Wheat Export Restrictions

From the AP:

The price of wheat has more than tripled during the past 10 months, making Americans' daily bread — and bagels and pizza and pasta — feel a little like luxury items.

...

Earlier this week, representatives of the U.S. baking industry went to Washington to ask the Bush administration and Congress to address the record wheat prices.

Lee Sanders, senior vice president of the American Bakers Association, said her group isn't asking for a wheat export moratorium, which countries such as Ukraine, Russia and Argentina have enacted.

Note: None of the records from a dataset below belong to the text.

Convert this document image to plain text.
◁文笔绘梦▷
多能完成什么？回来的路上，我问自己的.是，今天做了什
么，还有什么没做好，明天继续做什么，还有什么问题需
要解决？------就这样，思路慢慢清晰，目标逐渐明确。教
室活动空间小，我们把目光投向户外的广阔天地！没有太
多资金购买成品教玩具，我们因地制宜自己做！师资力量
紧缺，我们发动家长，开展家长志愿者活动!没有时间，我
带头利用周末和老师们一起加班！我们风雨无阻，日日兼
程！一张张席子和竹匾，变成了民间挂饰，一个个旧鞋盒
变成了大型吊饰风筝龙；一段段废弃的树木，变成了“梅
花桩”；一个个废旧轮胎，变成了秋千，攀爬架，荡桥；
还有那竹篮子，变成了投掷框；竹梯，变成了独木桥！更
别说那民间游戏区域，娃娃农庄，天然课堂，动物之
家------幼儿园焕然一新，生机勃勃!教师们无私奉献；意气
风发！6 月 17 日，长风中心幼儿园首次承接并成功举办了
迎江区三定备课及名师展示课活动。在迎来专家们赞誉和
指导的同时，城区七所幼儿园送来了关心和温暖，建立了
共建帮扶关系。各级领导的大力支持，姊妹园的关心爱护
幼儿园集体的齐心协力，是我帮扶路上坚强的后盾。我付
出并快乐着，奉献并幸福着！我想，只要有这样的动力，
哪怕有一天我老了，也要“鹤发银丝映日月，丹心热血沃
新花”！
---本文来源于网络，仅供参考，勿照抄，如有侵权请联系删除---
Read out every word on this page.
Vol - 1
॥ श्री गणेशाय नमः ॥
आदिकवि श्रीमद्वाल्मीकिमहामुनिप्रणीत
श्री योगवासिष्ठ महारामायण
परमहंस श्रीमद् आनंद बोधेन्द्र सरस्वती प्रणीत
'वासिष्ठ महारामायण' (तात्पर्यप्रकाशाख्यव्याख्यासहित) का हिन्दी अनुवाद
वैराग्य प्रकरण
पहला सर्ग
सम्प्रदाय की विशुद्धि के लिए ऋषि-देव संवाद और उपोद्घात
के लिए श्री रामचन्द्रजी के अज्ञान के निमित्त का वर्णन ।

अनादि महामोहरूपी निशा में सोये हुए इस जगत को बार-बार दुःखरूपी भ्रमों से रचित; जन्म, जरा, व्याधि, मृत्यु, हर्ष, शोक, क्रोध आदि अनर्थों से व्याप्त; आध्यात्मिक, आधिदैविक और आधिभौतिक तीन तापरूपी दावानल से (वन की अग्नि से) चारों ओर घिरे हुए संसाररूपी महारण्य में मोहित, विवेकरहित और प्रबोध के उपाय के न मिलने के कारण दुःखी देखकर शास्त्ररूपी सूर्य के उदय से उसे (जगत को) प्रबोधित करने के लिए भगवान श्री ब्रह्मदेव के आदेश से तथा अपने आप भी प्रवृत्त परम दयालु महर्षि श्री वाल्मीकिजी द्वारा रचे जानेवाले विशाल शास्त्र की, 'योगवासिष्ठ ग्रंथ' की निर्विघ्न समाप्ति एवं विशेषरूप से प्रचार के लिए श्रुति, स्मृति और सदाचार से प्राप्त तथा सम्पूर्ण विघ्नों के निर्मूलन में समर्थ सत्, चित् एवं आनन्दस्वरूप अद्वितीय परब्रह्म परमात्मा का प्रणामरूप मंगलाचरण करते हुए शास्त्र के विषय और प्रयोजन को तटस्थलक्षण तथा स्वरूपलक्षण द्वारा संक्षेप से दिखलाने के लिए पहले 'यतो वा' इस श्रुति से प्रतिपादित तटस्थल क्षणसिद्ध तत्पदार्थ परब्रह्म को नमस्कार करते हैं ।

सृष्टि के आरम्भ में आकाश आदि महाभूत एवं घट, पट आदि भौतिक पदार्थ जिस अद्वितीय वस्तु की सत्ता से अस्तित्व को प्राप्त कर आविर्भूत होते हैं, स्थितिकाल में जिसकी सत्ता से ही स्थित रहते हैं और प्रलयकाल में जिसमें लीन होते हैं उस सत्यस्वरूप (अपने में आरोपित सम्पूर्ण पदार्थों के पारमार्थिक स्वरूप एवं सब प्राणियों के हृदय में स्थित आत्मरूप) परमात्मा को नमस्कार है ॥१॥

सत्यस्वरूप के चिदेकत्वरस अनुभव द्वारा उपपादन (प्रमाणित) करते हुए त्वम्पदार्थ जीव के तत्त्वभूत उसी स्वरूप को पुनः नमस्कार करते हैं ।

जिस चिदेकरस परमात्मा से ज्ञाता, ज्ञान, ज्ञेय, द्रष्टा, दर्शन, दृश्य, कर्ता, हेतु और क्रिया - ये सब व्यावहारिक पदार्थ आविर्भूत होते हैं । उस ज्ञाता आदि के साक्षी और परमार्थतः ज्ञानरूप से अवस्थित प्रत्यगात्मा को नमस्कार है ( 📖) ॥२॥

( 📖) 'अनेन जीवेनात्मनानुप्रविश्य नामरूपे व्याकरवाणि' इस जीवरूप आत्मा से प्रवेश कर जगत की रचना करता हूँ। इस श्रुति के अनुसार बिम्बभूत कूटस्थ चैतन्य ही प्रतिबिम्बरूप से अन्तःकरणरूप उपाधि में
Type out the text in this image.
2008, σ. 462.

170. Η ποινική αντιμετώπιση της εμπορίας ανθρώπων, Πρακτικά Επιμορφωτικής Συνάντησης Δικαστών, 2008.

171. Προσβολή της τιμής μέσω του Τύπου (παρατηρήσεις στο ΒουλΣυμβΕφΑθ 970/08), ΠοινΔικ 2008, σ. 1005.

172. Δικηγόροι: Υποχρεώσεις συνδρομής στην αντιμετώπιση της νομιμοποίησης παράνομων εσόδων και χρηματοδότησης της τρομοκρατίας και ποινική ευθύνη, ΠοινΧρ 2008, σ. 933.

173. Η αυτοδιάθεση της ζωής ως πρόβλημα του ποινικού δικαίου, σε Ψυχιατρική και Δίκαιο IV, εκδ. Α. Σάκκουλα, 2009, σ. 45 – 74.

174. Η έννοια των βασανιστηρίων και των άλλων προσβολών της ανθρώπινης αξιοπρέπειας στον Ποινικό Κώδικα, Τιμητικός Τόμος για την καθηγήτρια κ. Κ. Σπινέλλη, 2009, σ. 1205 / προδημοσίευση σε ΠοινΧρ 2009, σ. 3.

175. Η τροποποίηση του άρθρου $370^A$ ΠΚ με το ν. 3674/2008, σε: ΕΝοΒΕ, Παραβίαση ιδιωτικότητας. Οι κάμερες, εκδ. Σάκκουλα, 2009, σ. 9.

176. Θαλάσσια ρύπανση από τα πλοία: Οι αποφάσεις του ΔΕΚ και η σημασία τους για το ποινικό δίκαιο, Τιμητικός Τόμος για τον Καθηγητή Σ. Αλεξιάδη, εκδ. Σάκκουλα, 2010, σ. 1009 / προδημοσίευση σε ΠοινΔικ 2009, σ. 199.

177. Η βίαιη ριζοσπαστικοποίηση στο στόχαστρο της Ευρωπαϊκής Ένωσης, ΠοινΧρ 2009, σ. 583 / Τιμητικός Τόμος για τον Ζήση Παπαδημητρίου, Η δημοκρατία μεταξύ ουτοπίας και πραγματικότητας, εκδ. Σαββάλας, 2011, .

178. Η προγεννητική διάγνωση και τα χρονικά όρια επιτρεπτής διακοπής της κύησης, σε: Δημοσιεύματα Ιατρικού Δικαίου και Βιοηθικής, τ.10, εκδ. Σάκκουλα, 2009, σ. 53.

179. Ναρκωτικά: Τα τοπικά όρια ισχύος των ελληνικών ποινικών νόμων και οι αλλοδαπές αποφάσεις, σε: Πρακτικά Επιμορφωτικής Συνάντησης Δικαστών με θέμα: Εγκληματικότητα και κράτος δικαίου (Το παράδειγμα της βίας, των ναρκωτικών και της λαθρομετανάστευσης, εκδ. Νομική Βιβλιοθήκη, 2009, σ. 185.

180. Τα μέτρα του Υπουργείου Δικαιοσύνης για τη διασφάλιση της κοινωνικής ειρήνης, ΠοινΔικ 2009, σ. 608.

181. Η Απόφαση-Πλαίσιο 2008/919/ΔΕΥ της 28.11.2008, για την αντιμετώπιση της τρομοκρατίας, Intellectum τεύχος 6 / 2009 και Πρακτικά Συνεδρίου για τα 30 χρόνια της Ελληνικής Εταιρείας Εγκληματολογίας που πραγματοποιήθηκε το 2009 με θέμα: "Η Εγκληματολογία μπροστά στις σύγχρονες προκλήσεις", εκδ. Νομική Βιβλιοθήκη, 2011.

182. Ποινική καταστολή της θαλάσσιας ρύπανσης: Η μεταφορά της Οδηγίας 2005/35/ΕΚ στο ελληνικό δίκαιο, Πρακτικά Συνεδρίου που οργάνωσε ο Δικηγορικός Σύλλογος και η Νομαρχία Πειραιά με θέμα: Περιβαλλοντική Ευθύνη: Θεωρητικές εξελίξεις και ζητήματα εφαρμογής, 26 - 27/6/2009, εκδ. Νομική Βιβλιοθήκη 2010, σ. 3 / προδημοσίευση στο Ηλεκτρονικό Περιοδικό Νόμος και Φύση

But the industry does want export policies reviewed to ensure domestic bakers have enough affordable flour.

It's not completely clear to me what they are going for here.  They say it's not an export "moratorium" they are after, but they do want "export policies" changed to make sure that domestic bakers have "enough affordable flour."  Perhaps not a complete moratorium, then, but some kind of export restriction?

Export restrictions would clearly violate GATT Article XI:1.  But what about the Article XI:2(a) exception for "[e]xport prohibitions or restrictions temporarily applied to prevent or relieve critical shortages of foodstuffs or other products essential to the exporting contracting party"?  That might work, although I don't know the facts well enough to have a good sense of it.

And, of course, there is always the export tax, which, for the most part, is a loophole in WTO rules.

Where's the Beef?

Argentina is limiting its beef exports:

Taming inflation was [former President Nestor] Kirchner's goal when he banned most [Argentine] beef exports last year. This year, exports were capped at 480,000 metric tons, down from nearly 700,000 tons in 2005.

Kirchner's wife, the newly elected President Cristina Fernandez, has promised to maintain a high export tax that makes outbound beef too costly for many foreign buyers. So ranchers must keep selling 80 percent of their meat to swamped local markets where profits as well as prices are low.

As an occasional beef consumer, I don't like the higher beef prices I pay as a result of this. The problem, of course, is that foreign producers are happy with the diminished competition, so they are never going to complain.  Isn't there some country that consumes a lot of beef, but does not produce much, that might challenge this under WTO rules?  Could the Argentine beef industry pay some other WTO Member to bring a complaint?

(And yes, I admit I did this post mainly because the post title was too perfect to pass up.)

Export Restrictions: The Missing Disciplines

A student of mine has just submitted an interesting paper on the economic effects of, and legal disciplines on, export restrictions.  The case he has in mind is Chinese coke.  It appears that export restrictions have trade distorting effects symmetric with import restrictions. Of course, export prohibitions are illegal under Art. XI of GATT.  But, strangely (at least from an economic standpoint), export taxes are not illegal and are generally not disciplined.   There might have been an argument at one time that export taxes amount to a subsidy of the users of the input, but softwood lumber seems to have put an end to that.  On April 27, the EU proposed negotiations toward curbing export taxes.  See TN/MA/W/11/Add.6.